8. The system of claim 7, wherein the through-hole of the dental aligner device passes through the bottom portion or the tip portion.

9. The system of claim 3, wherein the connector is configured to be secured to a subject's tooth.

10. A system for producing a snap-on dental aligner for dental treatment, comprising:

a guide to indicate the locations of through-holes to be formed in a dental aligner;

a positioner to position a hole-maker with respect to the dental aligner based on the indication of the guide; and

a hole-maker to produce through-holes in the dental aligner at the positions indicated by the guide to produce the snap-on dental aligner.

11. The system of claim 10, wherein the guide comprises a computer to store the locations of through-holes to be formed in a dental aligner.

12. The system of claim 11, wherein the computer is further configured to store locations of one or more connectors to be secured to the subject's teeth, so that the one or more connectors engage the through-holes when the dental aligner is worn on the subject's teeth.

13. The system of claim 10, wherein the hole-maker is configured to drill through-holes in the dental aligner.

14. The system of claim 10, wherein the hole-maker comprises a mechanical drill bit or a laser.

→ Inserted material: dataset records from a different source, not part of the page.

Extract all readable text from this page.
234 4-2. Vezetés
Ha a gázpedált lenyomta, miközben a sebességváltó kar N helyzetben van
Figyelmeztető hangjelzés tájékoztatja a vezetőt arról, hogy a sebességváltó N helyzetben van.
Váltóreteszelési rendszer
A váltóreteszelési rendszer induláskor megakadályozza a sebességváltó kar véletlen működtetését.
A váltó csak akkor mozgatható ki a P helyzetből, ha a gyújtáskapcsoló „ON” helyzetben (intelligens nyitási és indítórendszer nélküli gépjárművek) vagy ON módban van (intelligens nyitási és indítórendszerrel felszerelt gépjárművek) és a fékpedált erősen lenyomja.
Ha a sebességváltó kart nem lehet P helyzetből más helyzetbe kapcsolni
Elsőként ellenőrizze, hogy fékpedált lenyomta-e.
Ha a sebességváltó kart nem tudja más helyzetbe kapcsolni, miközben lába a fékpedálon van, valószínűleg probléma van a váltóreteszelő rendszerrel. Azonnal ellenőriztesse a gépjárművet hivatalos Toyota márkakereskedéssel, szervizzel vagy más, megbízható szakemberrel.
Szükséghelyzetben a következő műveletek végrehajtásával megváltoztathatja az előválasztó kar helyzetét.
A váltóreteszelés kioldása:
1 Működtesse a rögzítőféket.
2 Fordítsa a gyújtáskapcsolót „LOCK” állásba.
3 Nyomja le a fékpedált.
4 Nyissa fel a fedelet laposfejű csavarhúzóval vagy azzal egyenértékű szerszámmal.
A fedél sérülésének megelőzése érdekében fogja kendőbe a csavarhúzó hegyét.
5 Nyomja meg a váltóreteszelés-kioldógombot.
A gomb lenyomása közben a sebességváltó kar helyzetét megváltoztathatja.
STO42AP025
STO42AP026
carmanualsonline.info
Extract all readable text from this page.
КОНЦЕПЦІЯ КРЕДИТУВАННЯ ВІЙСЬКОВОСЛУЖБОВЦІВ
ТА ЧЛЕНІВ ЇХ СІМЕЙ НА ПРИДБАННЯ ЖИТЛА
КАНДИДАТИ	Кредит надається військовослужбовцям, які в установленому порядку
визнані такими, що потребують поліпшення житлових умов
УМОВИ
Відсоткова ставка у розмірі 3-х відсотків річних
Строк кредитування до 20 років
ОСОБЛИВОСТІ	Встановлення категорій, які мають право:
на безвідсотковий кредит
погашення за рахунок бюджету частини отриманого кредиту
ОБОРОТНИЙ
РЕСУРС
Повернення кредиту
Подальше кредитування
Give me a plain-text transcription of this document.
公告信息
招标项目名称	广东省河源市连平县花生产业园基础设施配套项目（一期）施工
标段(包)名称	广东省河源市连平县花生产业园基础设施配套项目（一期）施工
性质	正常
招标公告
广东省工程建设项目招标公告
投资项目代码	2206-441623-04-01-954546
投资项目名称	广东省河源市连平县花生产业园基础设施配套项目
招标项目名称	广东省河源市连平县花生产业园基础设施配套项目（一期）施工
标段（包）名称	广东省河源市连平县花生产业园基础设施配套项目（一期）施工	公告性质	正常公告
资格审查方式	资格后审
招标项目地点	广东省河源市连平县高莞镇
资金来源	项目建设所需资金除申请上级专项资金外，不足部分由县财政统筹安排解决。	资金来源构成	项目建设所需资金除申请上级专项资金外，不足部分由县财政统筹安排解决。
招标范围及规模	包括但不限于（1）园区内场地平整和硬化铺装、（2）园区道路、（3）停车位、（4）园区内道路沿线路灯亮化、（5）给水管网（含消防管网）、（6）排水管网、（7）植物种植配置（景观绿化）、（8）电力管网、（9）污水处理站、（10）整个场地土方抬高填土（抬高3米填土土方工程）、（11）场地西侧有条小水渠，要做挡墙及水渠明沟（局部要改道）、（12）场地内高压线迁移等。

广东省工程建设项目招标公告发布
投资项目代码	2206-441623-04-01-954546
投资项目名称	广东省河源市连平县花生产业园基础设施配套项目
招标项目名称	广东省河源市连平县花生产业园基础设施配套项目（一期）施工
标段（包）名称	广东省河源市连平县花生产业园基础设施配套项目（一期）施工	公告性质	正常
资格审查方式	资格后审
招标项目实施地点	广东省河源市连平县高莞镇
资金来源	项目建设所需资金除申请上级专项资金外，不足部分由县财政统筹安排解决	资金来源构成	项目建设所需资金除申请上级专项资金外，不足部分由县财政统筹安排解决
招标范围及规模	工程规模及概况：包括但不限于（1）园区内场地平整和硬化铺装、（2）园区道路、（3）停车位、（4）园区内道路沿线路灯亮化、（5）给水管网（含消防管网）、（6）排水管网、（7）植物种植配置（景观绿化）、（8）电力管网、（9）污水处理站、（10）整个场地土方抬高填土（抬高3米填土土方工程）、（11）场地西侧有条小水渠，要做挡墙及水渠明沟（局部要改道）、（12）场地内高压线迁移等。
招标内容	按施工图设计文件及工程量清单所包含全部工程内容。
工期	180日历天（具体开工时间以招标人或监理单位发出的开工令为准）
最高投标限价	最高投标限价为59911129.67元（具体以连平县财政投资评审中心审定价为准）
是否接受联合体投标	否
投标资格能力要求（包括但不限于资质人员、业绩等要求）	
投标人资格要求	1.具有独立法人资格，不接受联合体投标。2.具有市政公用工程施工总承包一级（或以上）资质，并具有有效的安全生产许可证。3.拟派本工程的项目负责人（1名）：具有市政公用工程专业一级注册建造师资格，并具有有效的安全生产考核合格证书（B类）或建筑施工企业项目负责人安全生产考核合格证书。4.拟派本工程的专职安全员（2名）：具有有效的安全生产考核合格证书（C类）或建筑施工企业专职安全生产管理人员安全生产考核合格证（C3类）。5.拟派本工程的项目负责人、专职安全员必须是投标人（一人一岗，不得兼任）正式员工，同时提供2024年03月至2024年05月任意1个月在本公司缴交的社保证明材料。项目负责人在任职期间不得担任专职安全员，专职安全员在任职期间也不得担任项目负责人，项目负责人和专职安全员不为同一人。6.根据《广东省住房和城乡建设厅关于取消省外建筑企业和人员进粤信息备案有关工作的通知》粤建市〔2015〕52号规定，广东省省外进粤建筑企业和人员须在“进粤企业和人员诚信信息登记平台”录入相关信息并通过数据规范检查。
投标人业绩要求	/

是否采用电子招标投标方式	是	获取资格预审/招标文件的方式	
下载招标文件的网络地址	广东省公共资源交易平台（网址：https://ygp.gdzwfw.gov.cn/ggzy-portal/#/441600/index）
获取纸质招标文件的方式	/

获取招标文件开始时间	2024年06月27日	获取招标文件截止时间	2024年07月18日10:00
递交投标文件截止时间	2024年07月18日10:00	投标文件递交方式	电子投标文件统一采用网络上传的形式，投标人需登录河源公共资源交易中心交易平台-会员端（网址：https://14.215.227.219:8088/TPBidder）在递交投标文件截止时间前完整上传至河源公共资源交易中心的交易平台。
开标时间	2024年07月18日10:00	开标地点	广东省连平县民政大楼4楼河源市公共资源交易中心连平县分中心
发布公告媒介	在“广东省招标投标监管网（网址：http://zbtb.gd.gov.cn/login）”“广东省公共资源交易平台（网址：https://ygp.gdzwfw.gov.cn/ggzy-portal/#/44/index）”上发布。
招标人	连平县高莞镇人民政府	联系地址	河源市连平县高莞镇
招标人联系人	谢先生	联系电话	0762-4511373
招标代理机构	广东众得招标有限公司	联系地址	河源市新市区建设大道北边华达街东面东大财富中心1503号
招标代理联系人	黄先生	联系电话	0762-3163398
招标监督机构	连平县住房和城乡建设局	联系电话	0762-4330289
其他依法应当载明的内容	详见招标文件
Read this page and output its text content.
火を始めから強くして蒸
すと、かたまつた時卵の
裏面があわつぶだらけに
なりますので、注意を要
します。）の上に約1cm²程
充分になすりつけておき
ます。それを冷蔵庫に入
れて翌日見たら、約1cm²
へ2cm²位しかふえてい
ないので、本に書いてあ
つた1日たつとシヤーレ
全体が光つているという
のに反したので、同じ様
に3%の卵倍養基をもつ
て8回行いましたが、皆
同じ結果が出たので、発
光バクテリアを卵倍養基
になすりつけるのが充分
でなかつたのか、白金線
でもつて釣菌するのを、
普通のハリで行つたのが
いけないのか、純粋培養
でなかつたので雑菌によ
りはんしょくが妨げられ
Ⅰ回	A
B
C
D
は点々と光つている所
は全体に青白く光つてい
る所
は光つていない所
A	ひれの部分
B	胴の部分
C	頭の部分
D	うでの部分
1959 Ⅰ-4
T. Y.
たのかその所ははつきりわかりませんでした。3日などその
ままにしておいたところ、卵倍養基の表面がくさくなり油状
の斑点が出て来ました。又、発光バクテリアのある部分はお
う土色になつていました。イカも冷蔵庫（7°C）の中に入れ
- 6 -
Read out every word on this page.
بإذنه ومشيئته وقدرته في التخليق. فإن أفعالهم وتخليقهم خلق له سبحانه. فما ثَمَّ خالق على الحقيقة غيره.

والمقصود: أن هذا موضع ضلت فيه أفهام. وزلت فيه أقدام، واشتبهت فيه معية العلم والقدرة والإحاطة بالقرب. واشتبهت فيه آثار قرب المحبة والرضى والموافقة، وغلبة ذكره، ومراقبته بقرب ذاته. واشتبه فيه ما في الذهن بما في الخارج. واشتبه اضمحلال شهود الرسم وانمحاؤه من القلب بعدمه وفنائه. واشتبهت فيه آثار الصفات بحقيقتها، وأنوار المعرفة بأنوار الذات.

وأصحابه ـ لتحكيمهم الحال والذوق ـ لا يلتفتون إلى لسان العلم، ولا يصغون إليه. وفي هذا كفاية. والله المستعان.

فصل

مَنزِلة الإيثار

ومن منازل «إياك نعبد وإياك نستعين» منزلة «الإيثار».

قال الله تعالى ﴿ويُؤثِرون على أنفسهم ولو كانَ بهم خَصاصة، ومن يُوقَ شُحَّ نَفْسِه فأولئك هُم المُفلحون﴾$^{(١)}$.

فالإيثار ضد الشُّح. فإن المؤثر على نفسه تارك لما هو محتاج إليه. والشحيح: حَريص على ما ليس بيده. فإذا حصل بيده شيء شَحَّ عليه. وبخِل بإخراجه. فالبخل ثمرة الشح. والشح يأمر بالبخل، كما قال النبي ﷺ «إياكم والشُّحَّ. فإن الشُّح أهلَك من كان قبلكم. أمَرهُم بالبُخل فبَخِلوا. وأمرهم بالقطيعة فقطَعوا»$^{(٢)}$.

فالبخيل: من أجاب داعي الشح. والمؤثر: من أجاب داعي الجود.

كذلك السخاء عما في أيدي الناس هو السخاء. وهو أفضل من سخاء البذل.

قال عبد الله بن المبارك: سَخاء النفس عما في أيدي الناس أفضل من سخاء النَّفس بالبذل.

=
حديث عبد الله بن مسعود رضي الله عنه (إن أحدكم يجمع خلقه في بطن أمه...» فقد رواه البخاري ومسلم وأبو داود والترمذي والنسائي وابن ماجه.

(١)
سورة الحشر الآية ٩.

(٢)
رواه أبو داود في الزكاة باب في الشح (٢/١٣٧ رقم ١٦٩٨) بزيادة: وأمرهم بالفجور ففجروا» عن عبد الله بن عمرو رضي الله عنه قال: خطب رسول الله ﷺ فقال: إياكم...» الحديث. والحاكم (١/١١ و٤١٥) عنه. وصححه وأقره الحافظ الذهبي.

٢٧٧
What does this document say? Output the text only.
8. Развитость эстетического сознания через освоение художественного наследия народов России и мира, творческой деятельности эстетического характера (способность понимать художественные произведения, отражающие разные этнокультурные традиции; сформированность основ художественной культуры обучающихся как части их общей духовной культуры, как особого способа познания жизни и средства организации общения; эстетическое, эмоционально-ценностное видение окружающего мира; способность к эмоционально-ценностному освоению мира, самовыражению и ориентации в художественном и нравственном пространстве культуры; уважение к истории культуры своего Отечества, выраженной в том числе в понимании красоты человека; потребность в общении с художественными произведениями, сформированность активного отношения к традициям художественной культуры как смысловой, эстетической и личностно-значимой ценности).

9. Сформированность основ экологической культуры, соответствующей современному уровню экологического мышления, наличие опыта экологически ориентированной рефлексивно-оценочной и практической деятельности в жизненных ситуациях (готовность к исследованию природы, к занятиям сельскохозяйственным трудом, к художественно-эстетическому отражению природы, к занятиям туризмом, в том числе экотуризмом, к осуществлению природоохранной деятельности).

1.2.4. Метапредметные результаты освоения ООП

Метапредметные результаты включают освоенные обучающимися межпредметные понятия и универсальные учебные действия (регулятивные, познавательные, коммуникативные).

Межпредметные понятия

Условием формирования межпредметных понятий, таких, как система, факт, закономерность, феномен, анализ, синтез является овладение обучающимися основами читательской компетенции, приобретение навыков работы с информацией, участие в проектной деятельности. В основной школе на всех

15. A method for moving a subject's teeth in a dental treatment, comprising:

fabricating a dental aligner to be worn on the subject's teeth;

producing one or more through-holes in the dental aligner;

fixing one or more connectors on the subject's teeth to engage the through-holes; and

engaging the one or more connectors on the subject's teeth with the through-holes of the dental aligner to secure the dental aligner on the subject's teeth.

16. The method of claims 15, further comprising fixing the one or more connectors on the subject's teeth at locations in registration with the through-holes when the dental aligner is worn on the subject's teeth.

17. The method of claim 16, wherein the connector comprises a pre-formed connector.

18. The method of claim 16, wherein the connector comprises an adhesive or a UV cross-linkable polymer.

19. The method of claim 16, wherein the one or more connectors include one or more of protrusions, nodules, and bumps.

20. The method of claim 15, further comprising securing the dental aligner against the subject's teeth to engage the connectors secured on the subject's teeth into the through-holes of the dental aligner.

21. The method of claim 15, further comprising fabricating the dental aligner device by one or more of vacuum forming, milling, stereo lithography, laser machining, and molding.

22. The method of claim 15, further comprising drilling the one or more through-holes in the dental aligners.